Dix ans de météo vénusienne… sans quitter la Terre
Ces données, collectées depuis une orbite géostationnaire au-dessus de l’équateur terrestre, constituent la série d’observations continues de Vénus la plus longue jamais obtenue. Et elles révèlent de véritables tendances : les températures atmosphériques au-dessus des nuages changent d’année en année, ce qui suggère des dynamiques climatiques plus complexes que prévu.
C’est une avancée majeure pour la science planétaire. D’autant plus précieuse que les prochaines missions prévues vers Vénus — EnVision de l’ESA, DAVINCI et VERITAS de la NASA — ne décolleront pas avant la fin de la décennie. Et certaines, comme les projets américains, pourraient même être annulées ou repoussées à cause de restrictions budgétaires.
Un nouveau champ d’observation pour les satellites météo ?
L’équipe japonaise ne compte pas s’arrêter là. Ce qu’ils ont accompli pour Vénus pourrait aussi s’appliquer à la Lune, Mercure, ou d’autres corps célestes.

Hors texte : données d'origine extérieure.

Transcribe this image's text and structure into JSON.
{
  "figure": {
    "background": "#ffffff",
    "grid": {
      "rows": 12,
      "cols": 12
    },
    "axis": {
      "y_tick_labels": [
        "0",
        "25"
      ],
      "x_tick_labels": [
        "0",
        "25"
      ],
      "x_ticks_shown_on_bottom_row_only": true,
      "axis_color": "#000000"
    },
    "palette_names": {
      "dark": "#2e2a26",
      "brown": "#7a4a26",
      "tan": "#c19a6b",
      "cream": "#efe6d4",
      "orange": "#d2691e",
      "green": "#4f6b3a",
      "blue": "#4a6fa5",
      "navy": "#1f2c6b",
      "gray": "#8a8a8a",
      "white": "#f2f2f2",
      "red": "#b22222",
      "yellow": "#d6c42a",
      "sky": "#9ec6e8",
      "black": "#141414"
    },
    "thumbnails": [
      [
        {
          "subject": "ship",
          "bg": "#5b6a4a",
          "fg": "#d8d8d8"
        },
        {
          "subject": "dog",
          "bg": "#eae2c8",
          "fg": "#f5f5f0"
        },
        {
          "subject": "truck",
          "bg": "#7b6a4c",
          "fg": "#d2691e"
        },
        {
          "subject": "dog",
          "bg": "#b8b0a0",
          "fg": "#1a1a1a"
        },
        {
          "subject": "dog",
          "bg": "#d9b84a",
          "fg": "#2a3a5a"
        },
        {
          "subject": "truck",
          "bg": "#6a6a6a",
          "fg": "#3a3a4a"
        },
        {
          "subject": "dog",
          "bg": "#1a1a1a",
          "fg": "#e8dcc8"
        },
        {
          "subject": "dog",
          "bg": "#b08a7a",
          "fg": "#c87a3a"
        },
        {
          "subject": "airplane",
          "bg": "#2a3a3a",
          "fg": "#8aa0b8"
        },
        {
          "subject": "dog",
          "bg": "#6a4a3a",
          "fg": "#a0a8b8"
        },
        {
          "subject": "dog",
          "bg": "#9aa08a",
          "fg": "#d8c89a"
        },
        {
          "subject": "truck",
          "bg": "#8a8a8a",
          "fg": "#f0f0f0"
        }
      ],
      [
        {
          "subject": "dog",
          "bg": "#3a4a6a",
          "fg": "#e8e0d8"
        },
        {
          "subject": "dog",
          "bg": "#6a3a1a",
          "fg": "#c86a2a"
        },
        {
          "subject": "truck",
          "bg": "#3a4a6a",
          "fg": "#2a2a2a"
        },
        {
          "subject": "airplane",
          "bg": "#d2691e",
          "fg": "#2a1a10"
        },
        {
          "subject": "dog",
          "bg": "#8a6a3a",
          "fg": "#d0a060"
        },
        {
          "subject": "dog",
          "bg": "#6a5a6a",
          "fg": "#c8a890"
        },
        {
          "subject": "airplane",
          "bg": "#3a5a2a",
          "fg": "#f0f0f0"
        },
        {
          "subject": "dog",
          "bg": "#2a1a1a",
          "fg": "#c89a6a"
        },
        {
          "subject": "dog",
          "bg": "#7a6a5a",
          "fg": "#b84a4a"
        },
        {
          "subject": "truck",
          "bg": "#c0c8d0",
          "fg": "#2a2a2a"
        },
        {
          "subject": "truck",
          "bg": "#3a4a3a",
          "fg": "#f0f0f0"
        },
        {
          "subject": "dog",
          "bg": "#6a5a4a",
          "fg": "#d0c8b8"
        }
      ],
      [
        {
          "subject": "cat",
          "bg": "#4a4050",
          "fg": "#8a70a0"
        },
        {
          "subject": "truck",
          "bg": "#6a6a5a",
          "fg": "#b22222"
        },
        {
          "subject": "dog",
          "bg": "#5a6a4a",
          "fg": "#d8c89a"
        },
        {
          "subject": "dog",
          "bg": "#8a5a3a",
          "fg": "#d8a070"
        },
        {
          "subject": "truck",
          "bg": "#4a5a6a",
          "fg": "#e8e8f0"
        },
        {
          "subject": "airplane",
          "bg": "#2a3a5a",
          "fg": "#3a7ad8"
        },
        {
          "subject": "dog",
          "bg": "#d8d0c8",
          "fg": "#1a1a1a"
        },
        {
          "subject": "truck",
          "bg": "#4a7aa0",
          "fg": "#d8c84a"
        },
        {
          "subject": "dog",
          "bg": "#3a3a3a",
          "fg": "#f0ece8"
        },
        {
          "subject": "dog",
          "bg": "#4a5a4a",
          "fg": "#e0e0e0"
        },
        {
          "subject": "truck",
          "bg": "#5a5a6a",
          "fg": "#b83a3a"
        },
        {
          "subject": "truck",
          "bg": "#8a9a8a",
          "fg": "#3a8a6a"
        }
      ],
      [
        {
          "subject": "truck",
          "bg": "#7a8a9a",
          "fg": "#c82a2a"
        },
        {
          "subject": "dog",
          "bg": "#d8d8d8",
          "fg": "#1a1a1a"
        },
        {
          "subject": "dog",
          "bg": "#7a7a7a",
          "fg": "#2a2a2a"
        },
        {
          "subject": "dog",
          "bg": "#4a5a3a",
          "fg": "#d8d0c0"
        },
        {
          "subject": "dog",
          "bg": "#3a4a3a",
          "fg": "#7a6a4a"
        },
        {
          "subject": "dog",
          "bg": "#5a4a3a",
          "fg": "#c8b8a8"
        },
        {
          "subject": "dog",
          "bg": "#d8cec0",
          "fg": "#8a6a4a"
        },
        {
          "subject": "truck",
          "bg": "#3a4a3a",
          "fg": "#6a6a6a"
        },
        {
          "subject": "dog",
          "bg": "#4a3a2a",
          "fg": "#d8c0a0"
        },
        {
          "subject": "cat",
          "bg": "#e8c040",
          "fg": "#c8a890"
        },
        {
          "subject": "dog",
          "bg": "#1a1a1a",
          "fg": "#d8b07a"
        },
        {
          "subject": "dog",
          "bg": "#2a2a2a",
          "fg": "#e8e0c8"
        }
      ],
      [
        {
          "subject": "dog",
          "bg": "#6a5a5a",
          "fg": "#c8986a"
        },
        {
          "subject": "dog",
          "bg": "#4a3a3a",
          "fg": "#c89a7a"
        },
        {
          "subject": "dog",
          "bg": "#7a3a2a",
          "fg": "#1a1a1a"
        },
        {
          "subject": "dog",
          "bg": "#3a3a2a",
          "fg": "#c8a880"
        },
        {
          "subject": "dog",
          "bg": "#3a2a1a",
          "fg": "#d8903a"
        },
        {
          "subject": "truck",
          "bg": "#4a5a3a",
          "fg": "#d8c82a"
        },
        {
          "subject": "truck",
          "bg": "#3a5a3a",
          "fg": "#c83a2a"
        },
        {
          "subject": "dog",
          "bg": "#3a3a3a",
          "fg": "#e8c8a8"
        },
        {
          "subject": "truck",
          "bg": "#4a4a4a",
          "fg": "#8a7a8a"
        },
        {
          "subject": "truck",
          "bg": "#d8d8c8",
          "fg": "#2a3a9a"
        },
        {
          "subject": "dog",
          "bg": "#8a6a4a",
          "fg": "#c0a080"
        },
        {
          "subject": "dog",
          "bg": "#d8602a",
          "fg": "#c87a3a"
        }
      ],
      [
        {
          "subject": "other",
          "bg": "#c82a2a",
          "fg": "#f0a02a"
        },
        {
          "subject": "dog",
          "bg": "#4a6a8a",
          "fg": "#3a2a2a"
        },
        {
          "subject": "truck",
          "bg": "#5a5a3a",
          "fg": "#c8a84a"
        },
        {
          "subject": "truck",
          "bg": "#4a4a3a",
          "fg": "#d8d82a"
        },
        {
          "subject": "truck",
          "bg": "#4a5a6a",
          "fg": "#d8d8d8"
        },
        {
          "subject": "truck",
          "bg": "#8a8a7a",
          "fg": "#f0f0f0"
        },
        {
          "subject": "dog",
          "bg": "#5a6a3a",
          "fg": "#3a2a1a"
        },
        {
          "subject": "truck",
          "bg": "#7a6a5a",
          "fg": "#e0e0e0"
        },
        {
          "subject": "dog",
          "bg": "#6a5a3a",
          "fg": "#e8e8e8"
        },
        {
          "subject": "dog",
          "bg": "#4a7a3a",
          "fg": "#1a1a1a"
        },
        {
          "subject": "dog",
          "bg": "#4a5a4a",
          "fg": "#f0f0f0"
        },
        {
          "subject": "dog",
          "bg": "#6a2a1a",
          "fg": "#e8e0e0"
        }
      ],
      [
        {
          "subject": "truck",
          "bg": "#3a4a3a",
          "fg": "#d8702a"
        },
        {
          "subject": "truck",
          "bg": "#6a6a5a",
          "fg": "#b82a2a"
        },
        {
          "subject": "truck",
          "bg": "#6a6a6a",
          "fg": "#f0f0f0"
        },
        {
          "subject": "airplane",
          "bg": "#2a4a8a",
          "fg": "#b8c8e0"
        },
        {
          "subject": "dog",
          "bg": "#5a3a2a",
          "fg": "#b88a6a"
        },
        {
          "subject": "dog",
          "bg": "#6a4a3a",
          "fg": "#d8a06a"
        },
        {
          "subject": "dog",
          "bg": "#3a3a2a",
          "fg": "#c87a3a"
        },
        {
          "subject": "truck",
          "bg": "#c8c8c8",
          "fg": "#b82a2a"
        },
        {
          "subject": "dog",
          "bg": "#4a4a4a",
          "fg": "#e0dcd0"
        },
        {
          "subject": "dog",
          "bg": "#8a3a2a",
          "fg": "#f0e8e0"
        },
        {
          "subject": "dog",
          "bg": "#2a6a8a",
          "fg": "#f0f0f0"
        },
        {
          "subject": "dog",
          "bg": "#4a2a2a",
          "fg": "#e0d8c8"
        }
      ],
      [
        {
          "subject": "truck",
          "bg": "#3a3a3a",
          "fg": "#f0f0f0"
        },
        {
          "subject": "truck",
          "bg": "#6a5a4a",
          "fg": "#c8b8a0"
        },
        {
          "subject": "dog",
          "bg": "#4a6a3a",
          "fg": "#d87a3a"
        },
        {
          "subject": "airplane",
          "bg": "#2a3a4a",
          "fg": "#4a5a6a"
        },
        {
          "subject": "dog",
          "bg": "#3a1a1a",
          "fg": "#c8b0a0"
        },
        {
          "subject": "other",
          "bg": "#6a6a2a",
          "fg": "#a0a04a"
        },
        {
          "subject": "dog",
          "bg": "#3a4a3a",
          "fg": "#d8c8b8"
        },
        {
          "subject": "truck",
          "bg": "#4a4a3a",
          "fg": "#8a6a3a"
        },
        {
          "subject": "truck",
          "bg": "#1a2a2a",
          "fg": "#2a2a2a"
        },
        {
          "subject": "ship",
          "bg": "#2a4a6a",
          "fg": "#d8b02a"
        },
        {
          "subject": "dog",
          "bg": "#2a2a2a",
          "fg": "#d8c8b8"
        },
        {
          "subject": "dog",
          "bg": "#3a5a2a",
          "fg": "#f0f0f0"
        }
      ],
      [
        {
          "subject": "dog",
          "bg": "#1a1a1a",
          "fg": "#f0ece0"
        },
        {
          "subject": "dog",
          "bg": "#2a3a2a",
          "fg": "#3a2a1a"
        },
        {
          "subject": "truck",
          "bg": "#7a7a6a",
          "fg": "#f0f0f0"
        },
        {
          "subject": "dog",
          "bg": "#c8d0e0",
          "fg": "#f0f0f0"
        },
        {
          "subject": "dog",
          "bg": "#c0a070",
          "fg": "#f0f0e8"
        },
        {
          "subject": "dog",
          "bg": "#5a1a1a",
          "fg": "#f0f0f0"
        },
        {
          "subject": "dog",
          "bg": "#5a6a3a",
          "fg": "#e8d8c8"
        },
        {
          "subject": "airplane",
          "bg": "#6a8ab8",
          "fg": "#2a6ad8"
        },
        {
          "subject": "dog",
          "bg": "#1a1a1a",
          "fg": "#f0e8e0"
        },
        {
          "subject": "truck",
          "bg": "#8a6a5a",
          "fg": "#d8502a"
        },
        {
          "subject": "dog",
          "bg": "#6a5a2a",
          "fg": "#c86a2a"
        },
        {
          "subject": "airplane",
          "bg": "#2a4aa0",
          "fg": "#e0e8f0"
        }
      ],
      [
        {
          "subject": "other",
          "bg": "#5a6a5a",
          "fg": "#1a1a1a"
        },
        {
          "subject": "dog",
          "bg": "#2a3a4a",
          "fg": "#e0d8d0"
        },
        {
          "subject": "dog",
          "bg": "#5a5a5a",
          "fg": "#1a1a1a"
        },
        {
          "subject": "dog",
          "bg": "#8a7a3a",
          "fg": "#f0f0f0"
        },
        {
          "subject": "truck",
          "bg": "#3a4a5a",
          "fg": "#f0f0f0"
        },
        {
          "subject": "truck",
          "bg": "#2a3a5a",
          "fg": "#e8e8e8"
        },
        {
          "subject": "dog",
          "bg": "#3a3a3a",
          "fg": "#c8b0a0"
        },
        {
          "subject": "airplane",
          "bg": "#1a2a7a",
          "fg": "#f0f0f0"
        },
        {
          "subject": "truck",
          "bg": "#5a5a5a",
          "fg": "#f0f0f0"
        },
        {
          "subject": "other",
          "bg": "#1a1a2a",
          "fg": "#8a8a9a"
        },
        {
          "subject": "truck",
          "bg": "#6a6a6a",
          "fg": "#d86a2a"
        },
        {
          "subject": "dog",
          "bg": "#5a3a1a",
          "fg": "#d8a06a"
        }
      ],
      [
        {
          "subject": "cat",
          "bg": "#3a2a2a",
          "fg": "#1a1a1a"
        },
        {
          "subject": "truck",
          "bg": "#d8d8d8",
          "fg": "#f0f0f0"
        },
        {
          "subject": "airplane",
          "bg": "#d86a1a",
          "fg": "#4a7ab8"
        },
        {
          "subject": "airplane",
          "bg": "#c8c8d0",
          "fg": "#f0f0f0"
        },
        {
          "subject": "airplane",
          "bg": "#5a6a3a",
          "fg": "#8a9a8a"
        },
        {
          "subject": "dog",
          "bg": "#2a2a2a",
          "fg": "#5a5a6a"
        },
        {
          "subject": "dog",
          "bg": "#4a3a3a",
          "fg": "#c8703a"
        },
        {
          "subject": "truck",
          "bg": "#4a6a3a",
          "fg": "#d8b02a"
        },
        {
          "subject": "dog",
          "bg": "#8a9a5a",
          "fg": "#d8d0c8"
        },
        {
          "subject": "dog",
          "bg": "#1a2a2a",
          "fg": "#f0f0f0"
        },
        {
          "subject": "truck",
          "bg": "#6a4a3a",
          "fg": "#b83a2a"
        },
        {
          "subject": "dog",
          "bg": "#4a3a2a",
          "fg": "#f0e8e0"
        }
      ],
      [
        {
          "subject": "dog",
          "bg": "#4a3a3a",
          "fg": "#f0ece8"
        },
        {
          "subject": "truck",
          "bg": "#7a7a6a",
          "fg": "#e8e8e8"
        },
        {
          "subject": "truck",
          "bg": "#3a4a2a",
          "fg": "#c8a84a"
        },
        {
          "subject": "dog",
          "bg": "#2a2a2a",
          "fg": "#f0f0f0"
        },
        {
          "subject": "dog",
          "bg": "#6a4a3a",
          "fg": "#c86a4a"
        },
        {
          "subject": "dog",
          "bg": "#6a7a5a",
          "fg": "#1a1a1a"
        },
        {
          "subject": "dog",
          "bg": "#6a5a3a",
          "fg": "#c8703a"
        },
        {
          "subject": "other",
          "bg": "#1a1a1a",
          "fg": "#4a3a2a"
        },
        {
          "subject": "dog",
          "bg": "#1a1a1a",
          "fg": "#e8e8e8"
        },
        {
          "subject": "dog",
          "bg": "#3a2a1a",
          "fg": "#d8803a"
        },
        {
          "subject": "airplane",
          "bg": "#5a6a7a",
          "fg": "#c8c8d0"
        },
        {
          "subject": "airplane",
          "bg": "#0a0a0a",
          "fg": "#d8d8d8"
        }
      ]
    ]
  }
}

En exploitant les bandes infrarouges captées par les satellites, il devient possible de suivre les variations thermiques et compositionnelles de ces objets, sans lancer de mission dédiée.
Comme le souligne Nishiyama, « cette approche ouvre une nouvelle voie pour la surveillance multibande et à long terme des corps rocheux du système solaire ». Une méthode opportuniste, économique, et qui pourrait grandement enrichir notre compréhension des mondes voisins.
Une vision poétique du ciel… depuis l’orbite terrestre
Dans cette histoire, il y a quelque chose de poétique. Des satellites pensés pour observer la Terre, nos typhons, nos nuages, nos sécheresses… deviennent les témoins lointains de ce qui se passe sur une autre planète. Ils regardent, par accident presque, une voisine infernale que nous comprenons à peine.
Et ce simple regard en coin, capté 437 fois en dix ans, pourrait bien relancer toute la recherche vénusienne.
Les détails de l’étude sont publiés dans la revue Earth, Planets and Space.